The medieval world and climate change
by Monique O’Connell, Associate Professor of History
This past semester I had the chance to put the lessons I learned about sustainability in the curriculum from the Magnolias Project workshop into practice. I revised my HST 106, “Medieval World History c. 600-1600” course by adding a unit focusing on the Medieval Warming Period (c. 800-c.1250), looking at the global effects of a warming climate comparatively. While northern Europe in particular benefitted from the expanded land under cultivation and growing season, warm temperatures and droughts de-stabilized several other societies, including the Maya and Chaco Canyon cultures in the Americas and the Angkor culture in Cambodia. Few students came into the course knowing about this climactic shift in the past, and many were surprised to learn of the diversity of societal responses to climate change.

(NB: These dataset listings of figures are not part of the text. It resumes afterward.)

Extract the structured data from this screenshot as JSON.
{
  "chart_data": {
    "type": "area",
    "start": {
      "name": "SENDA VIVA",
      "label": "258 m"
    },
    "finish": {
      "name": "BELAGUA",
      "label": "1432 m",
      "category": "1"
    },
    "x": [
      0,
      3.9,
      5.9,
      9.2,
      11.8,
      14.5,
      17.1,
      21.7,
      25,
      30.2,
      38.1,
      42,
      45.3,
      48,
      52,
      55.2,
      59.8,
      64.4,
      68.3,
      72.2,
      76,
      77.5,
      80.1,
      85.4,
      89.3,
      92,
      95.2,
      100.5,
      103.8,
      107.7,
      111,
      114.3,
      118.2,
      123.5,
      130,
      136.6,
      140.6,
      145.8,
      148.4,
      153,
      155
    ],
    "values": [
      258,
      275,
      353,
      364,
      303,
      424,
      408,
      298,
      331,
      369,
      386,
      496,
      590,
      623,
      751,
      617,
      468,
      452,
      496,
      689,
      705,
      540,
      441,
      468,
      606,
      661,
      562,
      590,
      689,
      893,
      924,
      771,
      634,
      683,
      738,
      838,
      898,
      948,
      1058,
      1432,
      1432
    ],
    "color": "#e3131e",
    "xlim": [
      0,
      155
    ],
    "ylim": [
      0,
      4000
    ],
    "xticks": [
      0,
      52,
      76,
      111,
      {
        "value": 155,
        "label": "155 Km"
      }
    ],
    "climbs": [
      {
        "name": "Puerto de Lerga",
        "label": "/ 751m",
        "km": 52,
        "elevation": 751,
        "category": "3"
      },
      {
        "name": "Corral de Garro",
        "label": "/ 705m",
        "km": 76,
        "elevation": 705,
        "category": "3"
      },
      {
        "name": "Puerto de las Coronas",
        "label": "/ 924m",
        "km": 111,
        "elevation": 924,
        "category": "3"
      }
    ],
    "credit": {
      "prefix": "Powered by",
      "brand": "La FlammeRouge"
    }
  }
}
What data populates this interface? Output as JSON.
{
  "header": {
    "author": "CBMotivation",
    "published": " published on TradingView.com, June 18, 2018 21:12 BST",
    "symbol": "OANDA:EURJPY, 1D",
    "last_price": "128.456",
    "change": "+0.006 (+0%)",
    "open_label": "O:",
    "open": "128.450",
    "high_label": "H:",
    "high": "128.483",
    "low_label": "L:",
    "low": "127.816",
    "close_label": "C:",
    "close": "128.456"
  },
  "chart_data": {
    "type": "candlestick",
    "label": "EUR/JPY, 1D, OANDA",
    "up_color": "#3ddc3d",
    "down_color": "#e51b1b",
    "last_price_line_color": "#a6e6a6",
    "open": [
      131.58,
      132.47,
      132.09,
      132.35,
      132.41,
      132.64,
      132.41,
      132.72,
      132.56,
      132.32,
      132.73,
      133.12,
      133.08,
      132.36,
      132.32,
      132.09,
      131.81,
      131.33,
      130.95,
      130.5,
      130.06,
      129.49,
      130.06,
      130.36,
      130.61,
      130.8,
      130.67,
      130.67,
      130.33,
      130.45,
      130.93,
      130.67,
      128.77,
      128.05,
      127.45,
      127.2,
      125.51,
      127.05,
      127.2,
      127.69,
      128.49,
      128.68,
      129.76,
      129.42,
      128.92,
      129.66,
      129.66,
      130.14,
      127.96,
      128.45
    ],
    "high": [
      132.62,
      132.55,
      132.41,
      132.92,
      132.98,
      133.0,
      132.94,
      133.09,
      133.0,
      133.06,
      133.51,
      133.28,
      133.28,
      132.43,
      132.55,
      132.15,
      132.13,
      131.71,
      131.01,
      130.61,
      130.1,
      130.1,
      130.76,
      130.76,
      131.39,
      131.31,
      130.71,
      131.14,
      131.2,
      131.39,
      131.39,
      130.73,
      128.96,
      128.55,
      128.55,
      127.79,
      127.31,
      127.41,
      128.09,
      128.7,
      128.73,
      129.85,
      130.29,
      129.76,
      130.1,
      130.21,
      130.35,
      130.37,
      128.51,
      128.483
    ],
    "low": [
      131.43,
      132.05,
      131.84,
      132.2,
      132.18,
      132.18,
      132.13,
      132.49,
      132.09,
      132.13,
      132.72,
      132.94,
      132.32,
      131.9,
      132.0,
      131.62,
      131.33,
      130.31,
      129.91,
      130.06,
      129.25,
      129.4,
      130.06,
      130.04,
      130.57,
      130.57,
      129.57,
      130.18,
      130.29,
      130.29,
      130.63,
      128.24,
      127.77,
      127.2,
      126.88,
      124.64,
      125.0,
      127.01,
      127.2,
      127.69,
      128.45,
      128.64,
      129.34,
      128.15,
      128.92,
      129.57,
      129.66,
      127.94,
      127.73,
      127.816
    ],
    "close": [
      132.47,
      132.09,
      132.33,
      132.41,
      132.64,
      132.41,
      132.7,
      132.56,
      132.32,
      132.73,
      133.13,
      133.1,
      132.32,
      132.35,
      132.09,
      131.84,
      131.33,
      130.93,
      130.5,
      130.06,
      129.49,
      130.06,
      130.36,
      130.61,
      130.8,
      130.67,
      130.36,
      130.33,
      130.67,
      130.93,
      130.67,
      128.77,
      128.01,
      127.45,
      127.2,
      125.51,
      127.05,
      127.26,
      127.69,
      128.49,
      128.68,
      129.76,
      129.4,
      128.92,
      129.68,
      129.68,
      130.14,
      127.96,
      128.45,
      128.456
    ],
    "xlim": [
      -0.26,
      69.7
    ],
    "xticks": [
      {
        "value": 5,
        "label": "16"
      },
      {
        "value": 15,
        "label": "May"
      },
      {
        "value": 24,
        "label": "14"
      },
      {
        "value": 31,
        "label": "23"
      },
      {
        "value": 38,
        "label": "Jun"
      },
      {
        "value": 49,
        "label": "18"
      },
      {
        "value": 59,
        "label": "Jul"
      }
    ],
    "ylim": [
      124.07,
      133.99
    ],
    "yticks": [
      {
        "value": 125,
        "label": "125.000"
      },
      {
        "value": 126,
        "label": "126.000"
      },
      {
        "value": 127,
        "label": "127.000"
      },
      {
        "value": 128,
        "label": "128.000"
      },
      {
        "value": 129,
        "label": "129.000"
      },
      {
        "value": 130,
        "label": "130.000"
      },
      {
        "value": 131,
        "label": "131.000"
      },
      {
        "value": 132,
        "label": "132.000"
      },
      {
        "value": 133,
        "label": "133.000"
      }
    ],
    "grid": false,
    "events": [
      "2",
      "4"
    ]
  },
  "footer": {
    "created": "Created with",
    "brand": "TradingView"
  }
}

There were several ways that adding a focus on sustainability benefitted my longstanding pedagogical goals for the course. Firstly, the course aims to introduce students to the different types of evidence historians use and to give students the skills to analyze and assess that evidence. The evidence for medieval climate change is both direct and indirect,[1] leading to an interesting discussion not only about how scientists measure temperatures in the distant past, but to a consideration of disciplinary differences in the way scientists and historians treat evidence overall. Secondly, the course aims to demonstrate that history is not a fixed narrative of “what happened” but is composed of debates and arguments over questions of interpretation. While there is widespread consensus among historians that the medieval climate was warmer than subsequent centuries (but not warmer than the late 20th century), historians disagree sharply over what role a warming climate played in particular cases of societal collapse, and we engaged with several of those debates.
Finally, and somewhat unexpectedly, our discussion of medieval climate change was repeatedly delayed and postponed by the multiple cancelations and late starts caused by snow and ice this semester. This really brought home the point that climate change has unexpected and inconsistent outcomes, in the past as well as the present, and also highlighted the relevance of the course to the world students live in today.
[1] Bradley et al, “Climate in Medieval Time,” Science 2003 Oct 17; 302(5644):404-5.